Como podemos notar, esta faixa, principalmente em seus dois últimos versos, cita o caráter maligno e perigoso de Exu, ao colocar Deus na direita e o “galo preto” na esquerda (no senso comum, trabalhar “na esquerda”, mais do que apenas promover um culto dedicado aos exus e pomba-giras, significa trabalhar com a intenção de provocar “o mal” a outrem). E, como exemplo de transição entre duas visões que os umbandistas tem das entidades da “esquerda”, temos a décima faixa (quarta do lado B) do já citado LP de Sylvano Alves, “Pomba Gira”:


Refrão, repetido duas vezes: Em cada esquina ela está/Olhando você/Pra o que há de mal jamais/Lhe acontecer/
Estrofe única: Tomando champanhe/Fumando cigarro/Ela chega aqui/Vem lhe consultar/E começa a falar/O que vai seguir/Ela tem consigo/Um peito amigo/Pra ajudar você/O que ela falar/Preste atenção/Pra não esquecer/As explicações/De preparações/Pra lhe ajudar/Mas se não ligar/Começa a apanhar/E sem perceber/Ela falou, você criticou/E se vier sofrer/É a Pomba-Gira/Veio observando e começou a bater/(Refrão)

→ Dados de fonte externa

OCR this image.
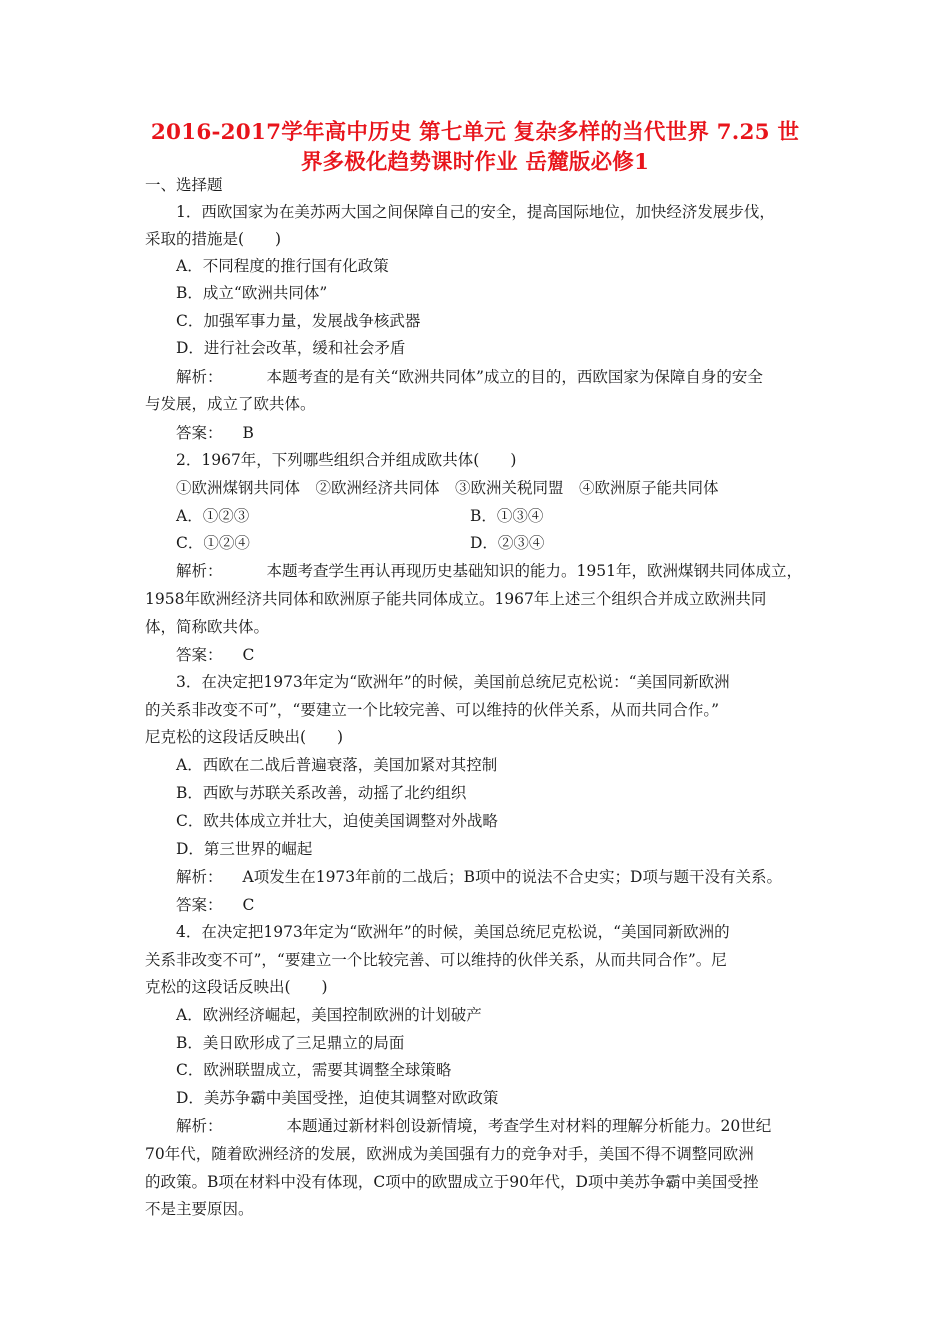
2016-2017学年高中历史 第七单元 复杂多样的当代世界 7.25 世
界多极化趋势课时作业 岳麓版必修1
一、选择题
1．西欧国家为在美苏两大国之间保障自己的安全，提高国际地位，加快经济发展步伐，
采取的措施是(　　)
A．不同程度的推行国有化政策
B．成立“欧洲共同体”
C．加强军事力量，发展战争核武器
D．进行社会改革，缓和社会矛盾
解析：	本题考查的是有关“欧洲共同体”成立的目的，西欧国家为保障自身的安全
与发展，成立了欧共体。
答案： B
2．1967年，下列哪些组织合并组成欧共体(　　)
①欧洲煤钢共同体　②欧洲经济共同体　③欧洲关税同盟　④欧洲原子能共同体
A．①②③	B．①③④
C．①②④	D．②③④
解析：	本题考查学生再认再现历史基础知识的能力。1951年，欧洲煤钢共同体成立，
1958年欧洲经济共同体和欧洲原子能共同体成立。1967年上述三个组织合并成立欧洲共同
体，简称欧共体。
答案： C
3．在决定把1973年定为“欧洲年”的时候，美国前总统尼克松说：“美国同新欧洲
的关系非改变不可”，“要建立一个比较完善、可以维持的伙伴关系，从而共同合作。”
尼克松的这段话反映出(　　)
A．西欧在二战后普遍衰落，美国加紧对其控制
B．西欧与苏联关系改善，动摇了北约组织
C．欧共体成立并壮大，迫使美国调整对外战略
D．第三世界的崛起
解析： A项发生在1973年前的二战后；B项中的说法不合史实；D项与题干没有关系。
答案： C
4．在决定把1973年定为“欧洲年”的时候，美国总统尼克松说，“美国同新欧洲的
关系非改变不可”，“要建立一个比较完善、可以维持的伙伴关系，从而共同合作”。尼
克松的这段话反映出(　　)
A．欧洲经济崛起，美国控制欧洲的计划破产
B．美日欧形成了三足鼎立的局面
C．欧洲联盟成立，需要其调整全球策略
D．美苏争霸中美国受挫，迫使其调整对欧政策
解析：	本题通过新材料创设新情境，考查学生对材料的理解分析能力。20世纪
70年代，随着欧洲经济的发展，欧洲成为美国强有力的竞争对手，美国不得不调整同欧洲
的政策。B项在材料中没有体现，C项中的欧盟成立于90年代，D项中美苏争霸中美国受挫
不是主要原因。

Como podemos notar, a partir desta música, Pomba-Gira pode muito bem ajudar os que a procuram, e sempre estará vigilante com os seus protegidos, mas nunca iria perdoar uma desfeita (uma promessa não paga, por exemplo). Por fim, embora os trabalhos de Seu Sete da Lira sejam considerados trabalhos da quimbanda (ramo religioso afro-brasileiro inteiramente baseado no culto dos exus e das pomba-giras, com certas influências da cabala e da “magia negra” européia), podemos notar em uma das duas claras referências feitas à esta entidade no LP A Brasileiríssima Cacilda de Assis Interpretada por Jorge Ogan, mais precisamente na segunda faixa deste LP, “Assim não dá”; nesta faixa, Seu Sete da Lira é posto como uma entidade que, apesar de ser exu, trabalha somente para o bem:


Refrão, repetido duas vezes: Assim não dá, lelê/Assim não dá/Você bebe pra esquecer/Também bebe pra lembrar/Assim não dá, lelê/Assim não dá/O Seu Sete, Rei da Lira/Só bebe pra trabalhar/
Estrofe única, repetida duas vezes: Onde está Seu Sete?/Tá no canavial/Está trabalhando/Pra nos livrar do mal(refrão)

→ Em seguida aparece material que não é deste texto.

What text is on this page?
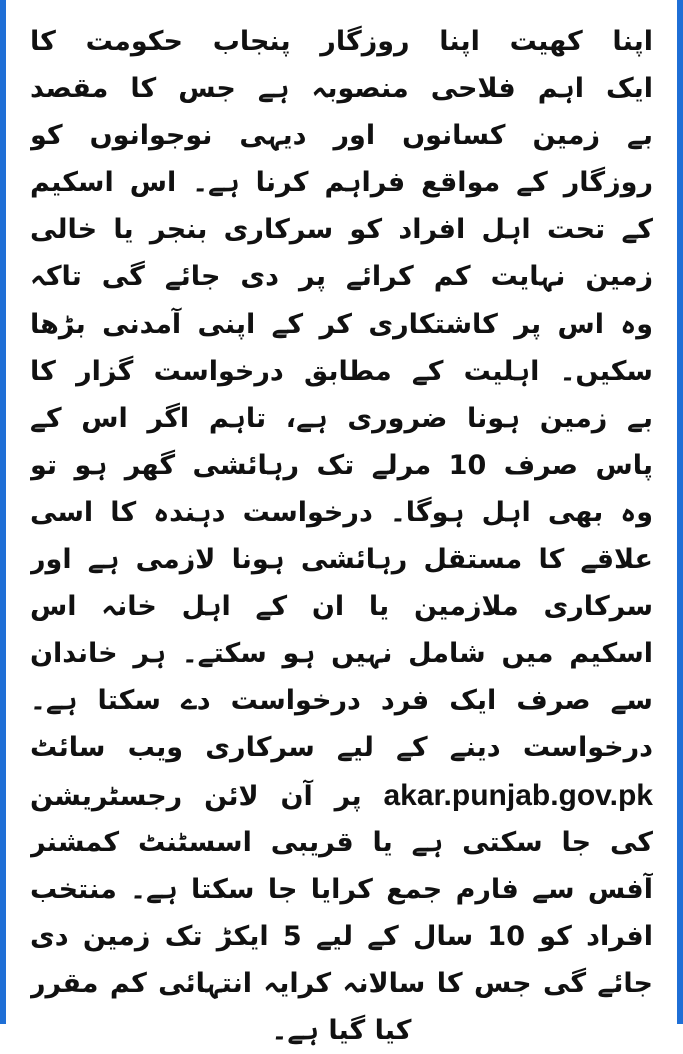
اپنا کھیت اپنا روزگار پنجاب حکومت کا
ایک اہم فلاحی منصوبہ ہے جس کا مقصد
بے زمین کسانوں اور دیہی نوجوانوں کو
روزگار کے مواقع فراہم کرنا ہے۔ اس اسکیم
کے تحت اہل افراد کو سرکاری بنجر یا خالی
زمین نہایت کم کرائے پر دی جائے گی تاکہ
وہ اس پر کاشتکاری کر کے اپنی آمدنی بڑھا
سکیں۔ اہلیت کے مطابق درخواست گزار کا
بے زمین ہونا ضروری ہے، تاہم اگر اس کے
پاس صرف 10 مرلے تک رہائشی گھر ہو تو
وہ بھی اہل ہوگا۔ درخواست دہندہ کا اسی
علاقے کا مستقل رہائشی ہونا لازمی ہے اور
سرکاری ملازمین یا ان کے اہل خانہ اس
اسکیم میں شامل نہیں ہو سکتے۔ ہر خاندان
سے صرف ایک فرد درخواست دے سکتا ہے۔
درخواست دینے کے لیے سرکاری ویب سائٹ
akar.punjab.gov.pk پر آن لائن رجسٹریشن
کی جا سکتی ہے یا قریبی اسسٹنٹ کمشنر
آفس سے فارم جمع کرایا جا سکتا ہے۔ منتخب
افراد کو 10 سال کے لیے 5 ایکڑ تک زمین دی
جائے گی جس کا سالانہ کرایہ انتہائی کم مقرر
کیا گیا ہے۔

Nesta música, Seu Sete da Lira bebe (dizem que quando ele estava incorporado em D. Cacilda, sua médium, ele bebia garrafas e mais garrafas de cachaça pura, sem que D. Cacilda voltasse embriagada do estado de transe) não por ser um exu ou um espírito menos evoluído: ele bebe para, em seus trabalhos, “nos livrar do mal”; por esta razão, acreditamos que esta música tenta mostrar a entidade Exu livre de seu caráter “subversivo”, associando-a à “prática do bem caritativo”.


Pois bem, deixando de lado as polêmicas, esse disco é bonzinho, sem ser genial... O bando que gravou esse disco gravou ainda outros, dedicados aos pretos-velhos, as crianças, a Iansã e a Oxum, sob o nome "Na gira de/dos". Enfim, tem o mérito de ser um bom disco para conhecimento dos leigos em música umbandista e é um disco bem legal para se presentear evangélicos (e vê-los escandalizados soltando esconjuros por isso). Todas as obras que foram citadas nos trechos do meu TCC já foram resenhadas aqui neste blog e estão disponíveis para download no blog "Discos de Umbanda" (vá na minha lista de blogs favoritos, seu preguiçoso!) ... E agora me dêem licenca que vou tomar a minha dose diária de Diazepan, junto um gole de chá de fita!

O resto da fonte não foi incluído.